RÉCITATIF – NARRATEUR
L’Ouvrière 1 lui répond :
RÉCITATIF – L’OUVRIÈRE 1
Prends un verre d’eau avec une cuillère du miel aux châtaignes.
RÉCITATIF – NARRATEUR
L’Ouvrière 4 lui répond :
RÉCITATIF – L’OUVRIÈRE 4
Une cuillère du miel dans l’eau ne suffit plus à me motiver. Le cinquième jour de la faim ne nous a pas trouvé moins pauvre. Et le sixième va nous décourager davantage.
RÉCITATIF – NARRATEUR
Les autres Ouvrières sous la tente acquiescent :
LA CHORALE
C’est le pire endroit pour avoir faim.
Dans un périmètre d’un kilomètre,
il y a au moins dix boulangeries
tenues par des albanais,
qui travaillent toute la nuit.
Chacune a des pains au sel longs de plus d’un demi-mètre.

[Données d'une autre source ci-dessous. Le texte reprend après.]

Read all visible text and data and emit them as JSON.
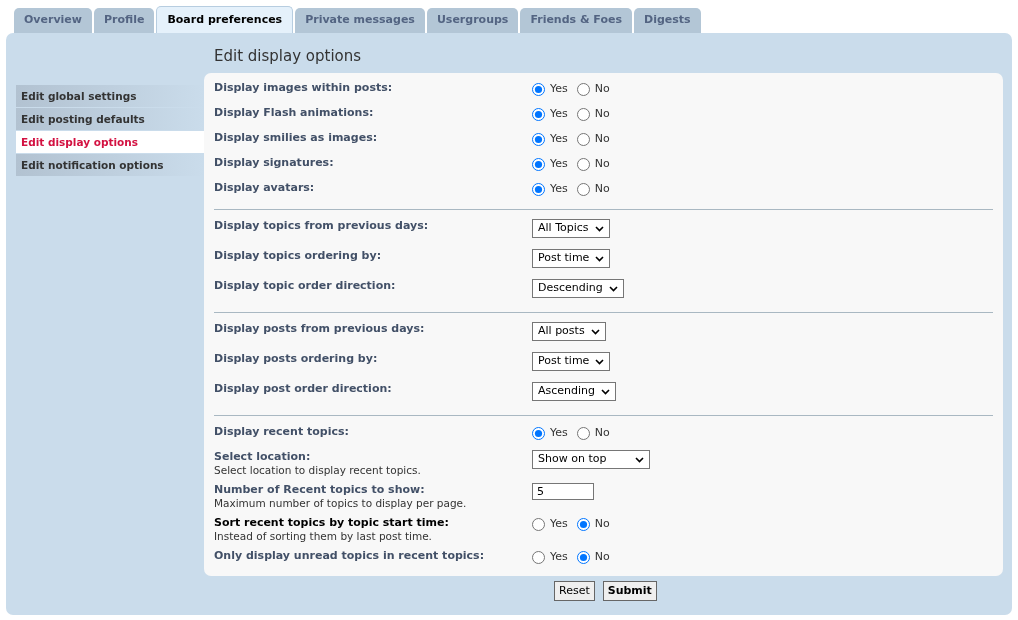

Chacune propose des boureks[2] selon la recette traditionnelle,
si tendres qu’il n’est pas nécessaire de les mâcher.
Un bourek pour quatre Ouvrières.
Cela aurait été suffisant pour les cinq prochains jours.
Mais l’heure n’est pas aux recettes.
ni aux conversations sur la nourriture.
RÉCITATIF – NARRATEUR
Le portable de l’Ouvrière 1 sonne. Elle met ses lunettes et regarde qui appelle, puis elle répond. Elle écoute un instant sans rien dire. Puis elle gémit et répète :
L’OUVRIÈRE 1
Bien. Bien.
C’est comme ça. C’est comme ça.
NARRATEUR
Le matin ne peut pas bien commencer, puisque les nouvelles ne sont pas bonnes.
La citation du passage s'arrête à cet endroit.